Am Fam Physician. 2006;74(5):715-716
to the editor: The article, “Treatment of Constipation in Older Adults,”1 by Dr. Hsieh that appeared in the December 1, 2005, issue of American Family Physician provided a nice overview of the treatment of chronic constipation in older adults. However, I believe several points warrant clarification.
My first point is that constipation should not be defined only by stool frequency. Several studies have clearly demonstrated a significant disconnect between patients and physicians with regard to defining constipation. For example, patients use a variety of terms (e.g., straining, bloating, abdominal discomfort, incomplete evacuation) to define constipation,2 whereas physicians primarily focus on stool frequency.3 Defining constipation using stool frequency alone maximizes the potential to underdiagnose a significant number of patients who suffer from chronic constipation.
Second, irritable bowel syndrome is generally considered a primary cause of constipation rather than a secondary cause, because its precise etiology is still under investigation. Third, it is important to remember that fiber therapy is effective only in patients who are fiber deficient. For patients who already consume the recommended 25 to 30 g of fiber per day, having them increase their fiber intake will likely not improve symptoms and may worsen bloating and discomfort. Fourth, Dr. Hsieh classifies misoprostol (Cytotec) and colchicine as prokinetic agents when neither is a true prokinetic agent. Misoprostol results in mild, transient, dose-related diarrhea and increased colon transit time, total stool weight, and frequency of stools, because of its prostaglandin side effects. Misoprostol has been shown to be a short-term treatment for constipation, but its role in the treatment of chronic constipation remains unclear. The mechanism by which colchicine loosens stool is unknown, and long-term use is not encouraged because of potential toxic effects.
Finally, Dr. Hsieh does not cite the most recent position statement and systematic review on the management of chronic constipation published by the American College of Gastroenterology (ACG)4 or discuss the most recent evidence on the efficacy of tegaserod (Zelnorm),5,6 which was approved by the U.S. Food and Drug Administration in 2004 for the treatment of patients younger than 65 years with chronic idiopathic constipation. In a systematic review,4 the ACG Chronic Constipation Task Force analyzed all published clinical trial data for patients with chronic constipation who were treated with a variety of over-the-counter and prescription medications available in the United States and made recommendations for use based on the quality of the evidence. For many agents, such as calcium polycarbophil, methylcellulose (Citrucel), bran, magnesium hydroxide (Milk of Magnesia), stool softeners, and stimulant laxatives, the Task Force concluded that there was insufficient evidence to make a recommendation.4 In contrast, the Task Force concluded that tegaserod is effective in improving the frequency of complete spontaneous bowel movements, straining, stool frequency, and stool consistency in patients with chronic constipation and gave tegaserod a grade A recommendation based on its high-quality clinical trial evidence.
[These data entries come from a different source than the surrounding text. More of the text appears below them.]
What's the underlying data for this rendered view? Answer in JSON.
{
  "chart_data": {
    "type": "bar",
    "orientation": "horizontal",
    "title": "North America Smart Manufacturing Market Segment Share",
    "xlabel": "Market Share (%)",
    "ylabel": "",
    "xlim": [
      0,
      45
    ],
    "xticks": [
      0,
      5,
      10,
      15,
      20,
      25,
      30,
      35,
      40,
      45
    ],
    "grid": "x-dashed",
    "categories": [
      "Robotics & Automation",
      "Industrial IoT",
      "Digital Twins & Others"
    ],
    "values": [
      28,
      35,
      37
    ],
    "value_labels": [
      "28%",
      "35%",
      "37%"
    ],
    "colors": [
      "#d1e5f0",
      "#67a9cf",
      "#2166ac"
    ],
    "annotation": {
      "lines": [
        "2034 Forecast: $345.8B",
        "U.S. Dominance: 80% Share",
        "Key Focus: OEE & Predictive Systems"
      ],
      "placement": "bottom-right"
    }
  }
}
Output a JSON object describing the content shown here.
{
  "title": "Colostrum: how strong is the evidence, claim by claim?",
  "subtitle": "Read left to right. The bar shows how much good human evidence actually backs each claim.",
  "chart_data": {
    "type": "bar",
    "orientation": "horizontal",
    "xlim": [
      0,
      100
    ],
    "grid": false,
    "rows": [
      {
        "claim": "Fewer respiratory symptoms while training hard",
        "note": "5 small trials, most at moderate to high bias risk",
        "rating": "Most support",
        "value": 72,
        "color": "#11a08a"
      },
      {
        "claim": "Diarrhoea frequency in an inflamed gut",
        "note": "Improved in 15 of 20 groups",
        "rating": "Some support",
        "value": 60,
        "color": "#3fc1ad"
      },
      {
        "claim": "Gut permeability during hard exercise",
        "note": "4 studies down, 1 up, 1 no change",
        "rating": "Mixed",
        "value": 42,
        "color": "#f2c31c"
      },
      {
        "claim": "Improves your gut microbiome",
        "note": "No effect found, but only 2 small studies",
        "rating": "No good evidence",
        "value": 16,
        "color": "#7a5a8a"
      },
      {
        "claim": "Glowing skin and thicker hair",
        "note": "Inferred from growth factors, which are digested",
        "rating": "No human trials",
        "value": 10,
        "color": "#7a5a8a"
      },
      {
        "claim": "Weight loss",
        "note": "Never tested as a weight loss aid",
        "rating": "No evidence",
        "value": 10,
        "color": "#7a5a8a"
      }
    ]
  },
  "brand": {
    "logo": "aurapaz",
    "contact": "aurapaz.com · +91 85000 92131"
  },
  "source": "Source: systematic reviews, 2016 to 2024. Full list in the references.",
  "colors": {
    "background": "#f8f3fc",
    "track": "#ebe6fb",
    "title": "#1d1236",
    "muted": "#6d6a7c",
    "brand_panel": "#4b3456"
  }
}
in reply: I would like to thank Dr. Lacy for his insightful comments. I agree that constipation should not be defined only by stool frequency. As addressed in my review,1 a consensus definition for constipation known as the Rome II criteria2 is based on multiple symptoms including hard, lumpy stools; straining; a sense of incomplete evacuation; sense of anorectal obstruction; the use of manual maneuvers to pass stool; and/or less than three bowel movements a week, with no evidence of organic disease. At least two symptoms must be present for at least 12 weeks to make the diagnosis of chronic functional constipation.2 Although these criteria may not be practical to use in the office setting, they emphasize the need to look at a variety of symptoms when diagnosing constipation.
Irritable bowel syndrome (IBS) is listed as “other” causes of secondary constipation because its etiology is still unclear. Constipation is a predominant symptom in many patients with IBS, and many symptoms of chronic constipation and IBS may overlap. I agree that fiber therapy is only effective in patients who are fiber deficient, but many Americans consume less than the recommended fiber intake. A dietary diary may be helpful to quantify whether there is a need for the patient to increase fiber intake. Misoprostol (Cytotec) and colchicine are not true prokinetic agents and should have been listed as miscellaneous agents.
The most recent position statement and systematic review on the management of chronic constipation published by the American College of Gastroenterology3 was not available when my review article1 went to press. The systematic review3 made recommendations based on the quality of evidence from clinical trials. Specifically, the Task Force gave a grade A recommendation for polyethylene glycol 3350 (Miralax) and lactulose for their effectiveness at improving stool frequency and consistency in patients with chronic constipation. Tegaserod (Zelnorm) also was given a grade A recommendation for improving frequency of complete spontaneous bowel movements, straining, stool frequency, and stool consistency in patients with chronic constipation. Psyllium (Metamucil) received a grade B recommendation for its effects in increasing stool frequency. However, there were insufficient data to make recommendations about the effectiveness of stimulant laxatives, stool softeners, and other bulking agents.